RSAセキュリティは、情報セキュリティ市場の環境変化に合わせた取り組みを推進する2010年の方針を発表した。

» 2010年01月08日 17時21分 公開
[國谷武史,ITmedia]
山野社長

 RSAセキュリティは1月8日、2010年の事業方針に関する記者説明会を開き、情報セキュリティ市場の環境変化に合わせた製品やサービスなど推進すると表明した。

 同社の山野修社長は冒頭、情報セキュリティ市場の動向について触れ、セキュリティ対策への取り組みや方法、また、セキュリティ製品・サービスの形態などが従来から大きく変化していると説明した。

 従来のセキュリティ対策では、原則として保護する領域の外側にある脅威へいかに備えるかがテーマだった。例えば企業では、従業員や情報システムインフラ、データを保護領域として、境界の外側から来るマルウェアや不正アクセスなどの脅威を中心に対処する。

 だが、近年は従業員のワークスタイルの変化や、パートナーを含めた情報流通の広がり、組織内部に起因する情報漏えいの多発化などがある。保護する領域の内外を包括的に監視し、流通する情報の内容に着目して対策を講じることが求められているという。

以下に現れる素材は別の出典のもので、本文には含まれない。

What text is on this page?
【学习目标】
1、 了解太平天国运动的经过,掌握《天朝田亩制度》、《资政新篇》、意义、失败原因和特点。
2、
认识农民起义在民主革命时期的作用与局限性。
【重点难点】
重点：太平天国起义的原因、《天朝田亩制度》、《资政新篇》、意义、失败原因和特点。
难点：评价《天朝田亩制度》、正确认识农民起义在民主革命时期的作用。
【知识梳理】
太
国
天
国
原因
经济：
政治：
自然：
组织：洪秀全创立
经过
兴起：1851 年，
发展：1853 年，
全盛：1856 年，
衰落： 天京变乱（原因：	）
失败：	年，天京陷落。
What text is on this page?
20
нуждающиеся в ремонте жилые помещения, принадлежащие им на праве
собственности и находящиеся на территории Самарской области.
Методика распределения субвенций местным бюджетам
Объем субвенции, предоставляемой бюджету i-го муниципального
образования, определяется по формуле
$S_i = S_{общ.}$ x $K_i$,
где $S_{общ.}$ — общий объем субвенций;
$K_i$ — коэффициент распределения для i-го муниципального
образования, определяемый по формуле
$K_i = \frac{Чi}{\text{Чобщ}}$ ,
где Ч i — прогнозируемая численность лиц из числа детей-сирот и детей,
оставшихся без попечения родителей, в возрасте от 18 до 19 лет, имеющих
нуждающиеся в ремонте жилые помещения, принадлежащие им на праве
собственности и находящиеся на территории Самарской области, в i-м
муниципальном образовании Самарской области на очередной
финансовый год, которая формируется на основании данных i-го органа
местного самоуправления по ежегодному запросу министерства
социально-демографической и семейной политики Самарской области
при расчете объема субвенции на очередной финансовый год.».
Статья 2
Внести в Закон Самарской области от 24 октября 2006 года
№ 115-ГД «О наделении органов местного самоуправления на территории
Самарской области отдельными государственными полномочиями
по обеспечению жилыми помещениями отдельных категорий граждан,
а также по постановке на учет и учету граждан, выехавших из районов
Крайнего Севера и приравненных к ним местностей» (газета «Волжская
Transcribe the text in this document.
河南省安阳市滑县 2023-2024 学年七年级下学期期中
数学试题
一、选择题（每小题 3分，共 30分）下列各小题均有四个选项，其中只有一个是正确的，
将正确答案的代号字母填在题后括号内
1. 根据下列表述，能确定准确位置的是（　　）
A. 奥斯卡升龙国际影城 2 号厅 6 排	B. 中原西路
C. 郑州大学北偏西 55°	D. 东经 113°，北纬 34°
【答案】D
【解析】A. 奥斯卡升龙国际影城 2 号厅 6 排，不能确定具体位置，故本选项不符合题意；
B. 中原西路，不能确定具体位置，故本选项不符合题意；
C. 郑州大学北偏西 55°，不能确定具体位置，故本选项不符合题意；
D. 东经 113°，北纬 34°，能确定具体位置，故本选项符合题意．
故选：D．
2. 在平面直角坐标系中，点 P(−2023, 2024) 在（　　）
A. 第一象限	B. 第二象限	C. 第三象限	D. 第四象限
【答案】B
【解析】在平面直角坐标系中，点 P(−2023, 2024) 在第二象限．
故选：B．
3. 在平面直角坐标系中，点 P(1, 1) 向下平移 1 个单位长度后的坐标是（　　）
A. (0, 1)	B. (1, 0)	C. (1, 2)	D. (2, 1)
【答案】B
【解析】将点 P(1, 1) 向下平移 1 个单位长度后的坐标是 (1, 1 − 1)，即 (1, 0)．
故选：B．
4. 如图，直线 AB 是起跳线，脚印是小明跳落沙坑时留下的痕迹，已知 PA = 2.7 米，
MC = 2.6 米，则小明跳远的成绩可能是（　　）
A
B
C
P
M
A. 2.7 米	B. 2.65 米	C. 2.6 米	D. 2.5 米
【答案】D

 セキュリティ製品・サービスでも、従来は保護対象にする領域や方法ごとに応じたポイントソリューションとして提供され、ユーザー側もポイントソリューションを継ぎ足す形で対策を講じてきた。しかし、セキュリティ対策への取り組みが変化している現状では、個別の対策が氾濫することでの非効率性やコストの肥大化といった弊害も生じている。

 山野氏はこうした変化に加えて、2010年はオンライン犯罪が専門業者によるサービスとしても展開される可能性や、企業の情報漏えいの社会問題化なども挙げる。攻撃手法としは、ソーシャルネットワークやクラウドコンピューティングなどのオンラインサービスを悪用するモデルが台頭。また、企業の業績低迷は従業員が社内情報を外部で換金しようする動機につながっていくという。

 同社では、これまでに展開している認証や暗号化、統合ログ管理、オンライン犯罪対策、コンサルティングなどの製品やサービスへ引き続き注力する考え。さらに、情報セキュリティリスクの変化や複雑化を背景に山野氏は、他社とのエコシステムの拡大や包括的なソリューションの整備を本格的に推進する考えを明らかにした。

 2010年は、こうした方針の基に新しく情報漏えい対策のDLP市場や、仮想化システム向けのセキュリティ対策市場に参入する。DLP市場では認証や統合ログ管理などの技術に、デジタル著作権管理技術なども加えた包括的な仕組みを提供するとし、山野氏は「先行する他社とは違う仕組みになる」と述べた。

 仮想化システム向けのセキュリティ対策では、VMwareとの協業を推進してシステムインフラのセキュリティリスクを診断し、包括的なセキュリティソリューションを展開する準備を進めている。山野氏は、「特に仮想化インフラに対するセキュリティの不安は根強い。さまざまな仮想化プラットフォームを含めて、これらで運用させているクラウド型システムを安全にしていきたい」と話している。